L’Arcivescovo ha voluto poi dire la sua gratitudine per la storia e l’impegno della CISL che è patrimonio di competenza e visione: autonomia, associazione e contrattazione sono valori importanti a servizio dei lavoratori.
Il tema della formazione, ha continuato Delpini, é rilevante e non può essere limitato alla tecnica, ma può e deve diventare sostegno alla fragilità morale e personale per far emergere il meglio di ciascuno.
Non sono mancate tre indicazioni pratiche per la CISL milanese.
A partire dall’apprezzamento per la capillarità della presenza, che é sostegno concreto alle persone, Delpini ha affidato al sindacato la vocazione alla collaborazione, all’alleanza con le altre realtà presenti: abitare lo stesso territorio deve spingere a stringere alleanze costruttive per salvare le persone dalla deriva individualistica. La chiesa incoraggia queste alleanze soprattutto per sottrarre i giovani al disimpegno e indurli all’impegno sociale.
L’Arcivescovo ha poi voluto citare la capacità di dialogo: “sono persuaso che sia da coltivare la fiducia critica nel confronto, nel dialogo, nella contrattazione per raggiungere soluzioni magari parziali, ma migliori della frattura che spacca e divide”. La differenza non è istigazione allo scontro, ma condizione per il confronto costruttivo, nella stima per l’altro, anche quando é avversario, mai nemico.
Una terza indicazione ha un sapore più ampio: serve una visione europea e planetaria della storia che stiamo vivendo. La visione dell’Europa, ha continuato Delpini, ci deve coinvolgere in una necessaria ottica più ampia del nostro territorio.
L’ultima parte dell’intervento dell’Arcivescovo di Milano ha proposto una riflessione sul ruolo dei cristiani nella società: non hanno solo la funzione del pronto soccorso e neppure di portatori di un’utopia solo ultraterrena. I cristiani, come recitava la Lettera A Diogneto, sono anima del mondo, sono principio di vita e di speranza. Questo significa, secondo Delpini, essere profeti, non tacere di fronte alle ingiustizie e agli idoli che pretendono sacrifici umani, come il profitto e il successo, non fermarsi agli slogan del momento e alla banalità, non cercare sollievo nell’individuazione di capri espiatori o nel seguire capi indiscussi.

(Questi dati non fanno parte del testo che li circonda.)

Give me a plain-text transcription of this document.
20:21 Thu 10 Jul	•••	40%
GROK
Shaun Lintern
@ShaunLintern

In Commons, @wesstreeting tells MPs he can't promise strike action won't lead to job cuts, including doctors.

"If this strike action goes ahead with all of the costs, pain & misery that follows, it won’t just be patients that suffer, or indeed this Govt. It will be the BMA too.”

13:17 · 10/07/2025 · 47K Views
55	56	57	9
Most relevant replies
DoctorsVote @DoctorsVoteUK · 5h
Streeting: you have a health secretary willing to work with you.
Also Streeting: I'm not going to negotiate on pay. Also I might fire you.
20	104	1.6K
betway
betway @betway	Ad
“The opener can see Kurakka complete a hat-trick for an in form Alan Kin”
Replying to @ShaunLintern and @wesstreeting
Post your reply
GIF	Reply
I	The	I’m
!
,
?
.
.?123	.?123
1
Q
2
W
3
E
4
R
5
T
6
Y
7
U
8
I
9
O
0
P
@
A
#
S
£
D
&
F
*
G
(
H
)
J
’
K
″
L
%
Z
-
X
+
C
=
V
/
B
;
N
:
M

La parola profetica, ha precisato il Vescovo, dice che nessuna realizzazione può soddisfare, bisogna sempre ricominciare, consapevoli che nessuna realizzazione é adeguata e deve accontentarci, il profeta va sempre oltre. Serve anche la capacità di proposte alternative che si alimentino a visioni forti del mondo e dell’uomo, il cristiano intuisce che la storia si può fare in modo diverso, non solo secondo la logica del profitto, ma attraverso un lavoro più degno.
Non sembri un cammino troppo impegnativo, ha detto in conclusione mons. Delpini, perché sono le piccole cose che introducono un cambiamento e suggeriscono la possibilità di promuovere un nuovo umanesimo cristiano, proprio quello che papa Francesco ha messo al centro della sua enciclica più sociale, la “Laudato sii”.